The paper presents a novel, minimalistic model linking subgroup dynamics to antifragility, highlighting conditions under which populations thrive amid adversity.

Findings

Subgroups with growth factor c>1 tend to exhibit antifragile behavior.

Populations with at least one subgroup having c≥1 can survive indefinitely.

Fragile subgroups may die off, but the overall population can still benefit from stress.

Abstract

I present a simple numerical model based on iteratively updating subgroups of a population, individually modeled by nonnegative real numbers, by a constant decay factor; however, at each iteration, one group is selected to instead be updated by a constant growth factor.
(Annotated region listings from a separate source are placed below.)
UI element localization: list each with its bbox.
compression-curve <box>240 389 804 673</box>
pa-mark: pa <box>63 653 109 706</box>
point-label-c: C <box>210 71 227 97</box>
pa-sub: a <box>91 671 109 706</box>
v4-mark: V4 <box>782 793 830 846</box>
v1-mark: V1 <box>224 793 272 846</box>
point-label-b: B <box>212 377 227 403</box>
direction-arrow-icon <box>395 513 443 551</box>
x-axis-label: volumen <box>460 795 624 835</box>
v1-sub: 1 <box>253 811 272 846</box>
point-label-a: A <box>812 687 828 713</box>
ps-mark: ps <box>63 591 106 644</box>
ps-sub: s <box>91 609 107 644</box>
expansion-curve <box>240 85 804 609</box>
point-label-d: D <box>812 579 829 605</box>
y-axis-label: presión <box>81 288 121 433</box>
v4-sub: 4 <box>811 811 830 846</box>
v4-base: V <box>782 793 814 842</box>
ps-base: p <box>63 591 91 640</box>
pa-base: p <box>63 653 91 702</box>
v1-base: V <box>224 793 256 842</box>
I discover a relationship between these variables and their respective probabilities for a given subgroup, summarized as the variable $c$. When $c>1$, the subgroup is found to tend towards behaviors reminiscent of antifragility; when at least one subgroup of the population has $c\ge1$, the population as a whole tends towards significantly higher probabilities of "living forever," although it may first suffer a drop in population size as less robust, fragile subgroups "die off." In concluding, I discuss the limitations and ethics of such a model, notably the implications of when an upper limit is placed on the growth constant, requiring a population to facilitate an increase in the decay factor to lessen the impact of periods of failure.